Vulnerabilities in the SS7 signaling protocol, which serves as the backbone of our mobile communications networks, can be used to retrieve sensitive information without the user’s knowledge, which may even result to bank account hacking. For the unfamiliar, the SS7 signaling protocol allows mobile networks around the world to send text messages to subscribers of other carriers. Using just the person’s phone number, hackers can take advantage of the weaknesses of the SS7 signaling protocol to record phone calls, read text messages and identify the user’s location. These records, along with other sensitive information, can then be used for numerous purposes, from spying on high-profile targets to using the gathered information to try hacking bank accounts. While telecoms have known that the SS7 network has weak safeguards against spying, it was only this Wednesday that a German newspaper uncovered that the vulnerabilities of the SS7 signaling protocol were used to hack and drain bank accounts.
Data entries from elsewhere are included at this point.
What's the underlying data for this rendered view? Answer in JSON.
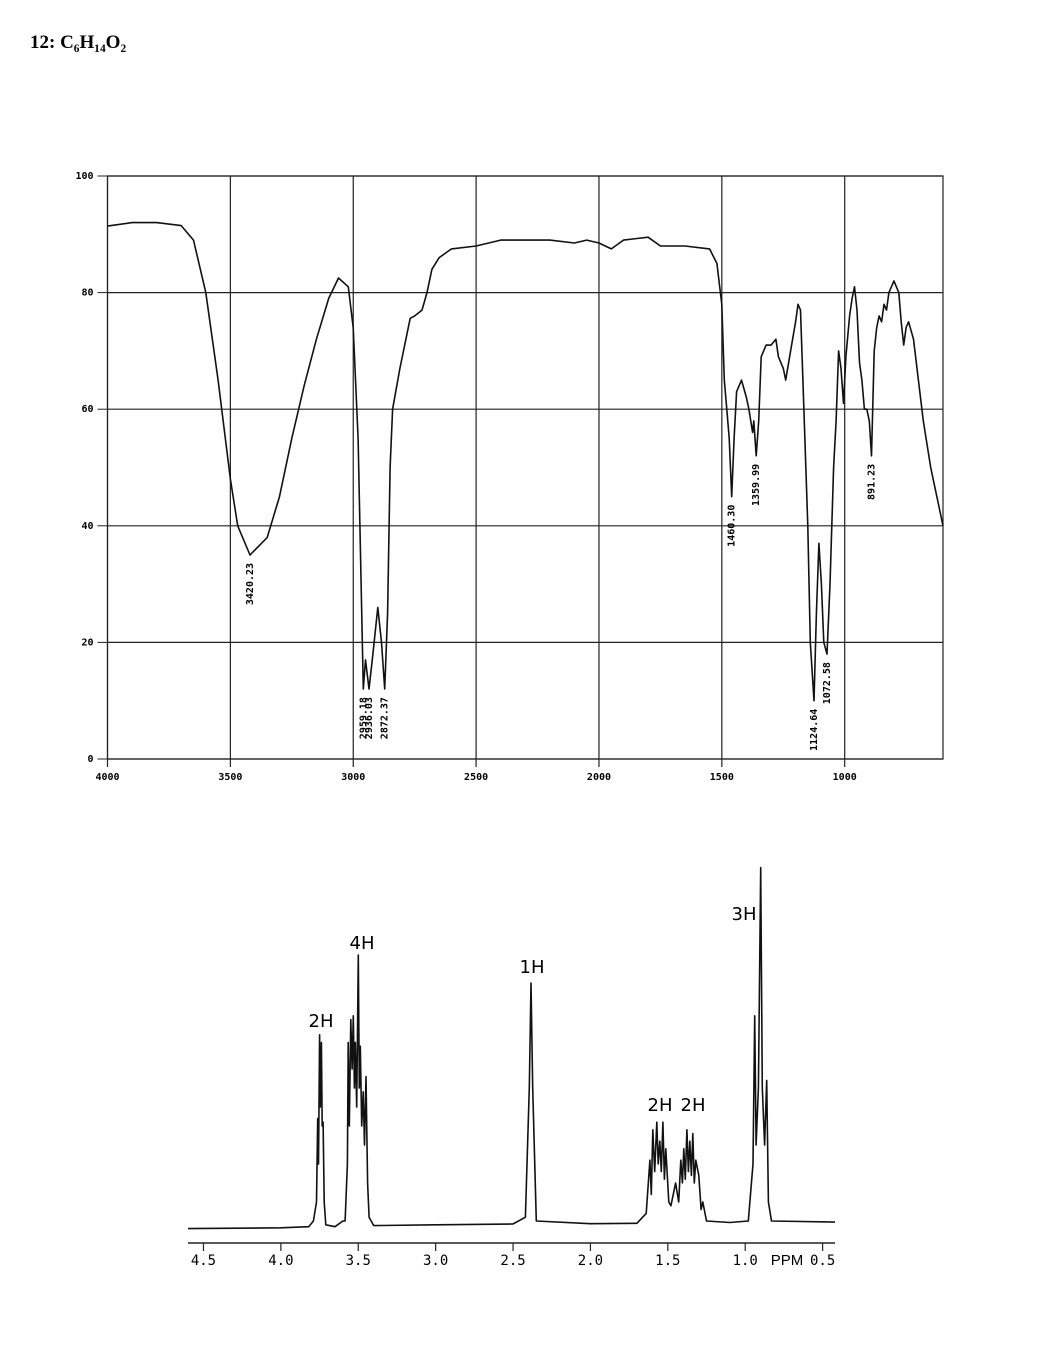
{
  "title": "12: C₆H₁₄O₂",
  "chart_data": [
    {
      "type": "line",
      "color": "#111111",
      "grid": true,
      "xlim": [
        4000,
        600
      ],
      "ylim": [
        0,
        100
      ],
      "xticks": [
        4000,
        3500,
        3000,
        2500,
        2000,
        1500,
        1000
      ],
      "yticks": [
        0,
        20,
        40,
        60,
        80,
        100
      ],
      "x": [
        4000,
        3900,
        3800,
        3700,
        3650,
        3600,
        3550,
        3500,
        3470,
        3420,
        3350,
        3300,
        3250,
        3200,
        3150,
        3100,
        3060,
        3020,
        3000,
        2980,
        2959,
        2950,
        2936,
        2920,
        2900,
        2885,
        2872,
        2860,
        2850,
        2840,
        2810,
        2768,
        2750,
        2720,
        2700,
        2680,
        2650,
        2600,
        2500,
        2400,
        2300,
        2200,
        2100,
        2050,
        2000,
        1950,
        1900,
        1800,
        1750,
        1650,
        1550,
        1520,
        1500,
        1490,
        1480,
        1470,
        1460,
        1450,
        1440,
        1420,
        1400,
        1390,
        1375,
        1370,
        1360,
        1350,
        1340,
        1320,
        1300,
        1280,
        1270,
        1250,
        1240,
        1220,
        1200,
        1190,
        1180,
        1170,
        1150,
        1140,
        1125,
        1115,
        1105,
        1095,
        1085,
        1072,
        1060,
        1045,
        1035,
        1025,
        1015,
        1005,
        995,
        980,
        970,
        960,
        950,
        940,
        930,
        920,
        910,
        900,
        891,
        880,
        870,
        860,
        850,
        840,
        830,
        820,
        800,
        780,
        770,
        760,
        750,
        740,
        720,
        700,
        680,
        650,
        620,
        600
      ],
      "values": [
        91.4,
        92,
        92,
        91.5,
        89,
        80,
        65,
        48,
        40,
        35,
        38,
        45,
        55,
        64,
        72,
        79,
        82.5,
        81,
        74,
        55,
        12,
        17,
        12,
        18,
        26,
        20,
        12,
        25,
        50,
        60,
        67,
        75.6,
        76,
        77,
        80,
        84,
        86,
        87.5,
        88,
        89,
        89,
        89,
        88.5,
        89,
        88.5,
        87.5,
        89,
        89.5,
        88,
        88,
        87.5,
        85,
        78,
        65,
        60,
        55,
        45,
        55,
        63,
        65,
        62,
        60,
        56,
        58,
        52,
        58,
        69,
        71,
        71,
        72,
        69,
        67,
        65,
        70,
        75,
        78,
        77,
        65,
        40,
        20,
        10,
        25,
        37,
        30,
        20,
        18,
        30,
        50,
        58,
        70,
        67,
        61,
        69,
        76,
        79,
        81,
        77,
        68,
        65,
        60,
        60,
        58,
        52,
        70,
        74,
        76,
        75,
        78,
        77,
        80,
        82,
        80,
        75,
        71,
        74,
        75,
        72,
        65,
        58,
        50,
        44,
        40
      ],
      "annotations": [
        {
          "value": 3420.23,
          "label": "3420.23"
        },
        {
          "value": 2959.18,
          "label": "2959.18"
        },
        {
          "value": 2936.03,
          "label": "2936.03"
        },
        {
          "value": 2872.37,
          "label": "2872.37"
        },
        {
          "value": 1460.3,
          "label": "1460.30"
        },
        {
          "value": 1359.99,
          "label": "1359.99"
        },
        {
          "value": 1124.64,
          "label": "1124.64"
        },
        {
          "value": 1072.58,
          "label": "1072.58"
        },
        {
          "value": 891.23,
          "label": "891.23"
        }
      ]
    },
    {
      "type": "line",
      "color": "#111111",
      "grid": false,
      "xlim": [
        4.6,
        0.42
      ],
      "ylim": [
        0,
        100
      ],
      "xlabel": "PPM",
      "xticks": [
        4.5,
        {
          "value": 4,
          "label": "4.0"
        },
        3.5,
        {
          "value": 3,
          "label": "3.0"
        },
        2.5,
        {
          "value": 2,
          "label": "2.0"
        },
        1.5,
        {
          "value": 1,
          "label": "1.0"
        },
        0.5
      ],
      "x": [
        4.6,
        4.0,
        3.82,
        3.79,
        3.77,
        3.762,
        3.757,
        3.75,
        3.745,
        3.738,
        3.733,
        3.727,
        3.72,
        3.71,
        3.65,
        3.6,
        3.585,
        3.57,
        3.565,
        3.558,
        3.548,
        3.54,
        3.532,
        3.525,
        3.519,
        3.51,
        3.5,
        3.493,
        3.487,
        3.478,
        3.468,
        3.46,
        3.45,
        3.44,
        3.43,
        3.4,
        3.0,
        2.5,
        2.42,
        2.395,
        2.384,
        2.373,
        2.35,
        2.0,
        1.7,
        1.64,
        1.616,
        1.607,
        1.597,
        1.585,
        1.571,
        1.562,
        1.552,
        1.542,
        1.532,
        1.522,
        1.513,
        1.494,
        1.48,
        1.45,
        1.43,
        1.416,
        1.406,
        1.397,
        1.387,
        1.377,
        1.367,
        1.358,
        1.348,
        1.339,
        1.329,
        1.319,
        1.3,
        1.285,
        1.274,
        1.25,
        1.1,
        0.98,
        0.95,
        0.939,
        0.93,
        0.915,
        0.9,
        0.89,
        0.875,
        0.861,
        0.85,
        0.83,
        0.42
      ],
      "values": [
        3.0,
        3.2,
        3.5,
        5,
        10,
        32,
        20,
        54,
        35,
        52,
        30,
        31,
        10,
        4,
        3.5,
        5,
        5,
        20,
        52,
        30,
        58,
        45,
        59,
        40,
        52,
        35,
        75,
        40,
        51,
        30,
        39,
        25,
        43,
        15,
        6,
        3.8,
        4.0,
        4.2,
        6,
        40,
        67.6,
        40,
        5,
        4.3,
        4.4,
        7,
        21,
        12,
        29,
        18,
        31,
        20,
        26,
        18,
        31,
        16,
        24,
        10,
        9,
        15,
        10,
        21,
        15,
        24,
        16,
        29,
        18,
        26,
        17,
        28,
        15,
        21,
        17,
        8,
        10,
        5,
        4.6,
        5,
        20,
        59,
        25,
        40,
        98,
        40,
        25,
        42,
        10,
        5,
        4.7
      ],
      "annotations": [
        "2H",
        "4H",
        "1H",
        "2H",
        "2H",
        "3H"
      ]
    }
  ]
}
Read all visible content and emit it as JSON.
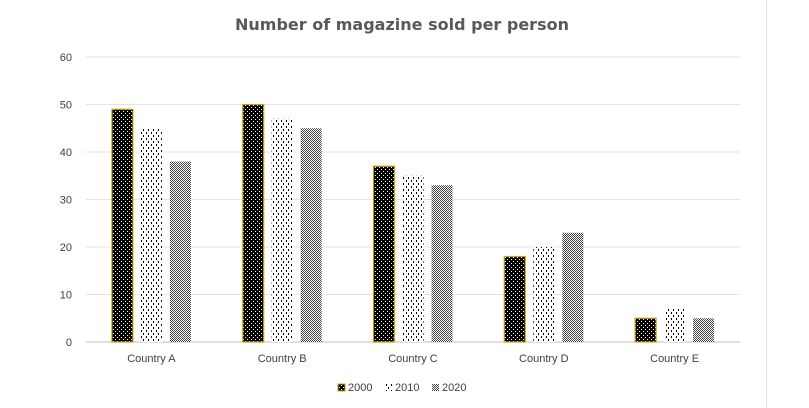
{
  "chart_data": {
    "type": "bar",
    "title": "Number of magazine sold per person",
    "xlabel": "",
    "ylabel": "",
    "categories": [
      "Country A",
      "Country B",
      "Country C",
      "Country D",
      "Country E"
    ],
    "series": [
      {
        "name": "2000",
        "values": [
          49,
          50,
          37,
          18,
          5
        ],
        "pattern": "dots-dark",
        "color": "#000000",
        "border": "#c9a400"
      },
      {
        "name": "2010",
        "values": [
          45,
          47,
          35,
          20,
          7
        ],
        "pattern": "dashes-light",
        "color": "#000000",
        "border": "none"
      },
      {
        "name": "2020",
        "values": [
          38,
          45,
          33,
          23,
          5
        ],
        "pattern": "checker-gray",
        "color": "#7f7f7f",
        "border": "none"
      }
    ],
    "ylim": [
      0,
      60
    ],
    "yticks": [
      "0",
      "10",
      "20",
      "30",
      "40",
      "50",
      "60"
    ],
    "grid": true,
    "legend": "bottom"
  }
}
One of the major problems with the network running the SS7 protocol is its tendency to follow whatever instructions it was given. For example, if somebody who has an access to the network requests that the communications of certain phone numbers be routed through their devices, the routing will take place. In the case of hackers who bought access to SS7 network for 1000 Euros, they could route certain phone numbers and log their SMS messages. Once information about bank transactions are transferred via SMS, the hackers can then access the bank account of their target using the information they have gathered from the routed messages, assuming they already have the account password of their target.
Given the vulnerabilities of SS7 protocol, people are asked to not use SMS-based two-factor authentication and instead, use other forms of two-factor authentication. However, there is a possibility that other forms of authentication may be affected by the weaknesses in the SS7 protocol. An example of this is Twitter, which still sends 2-factor authentication logs through SMS code even if Google Authenticator was used. Meanwhile, US lawmakers Ted Lieu and Ron Wyden, along with experts like Karsten Nohl, have long pushed for improvements in the protocol and emphasized the need for action by the FCC and the carriers.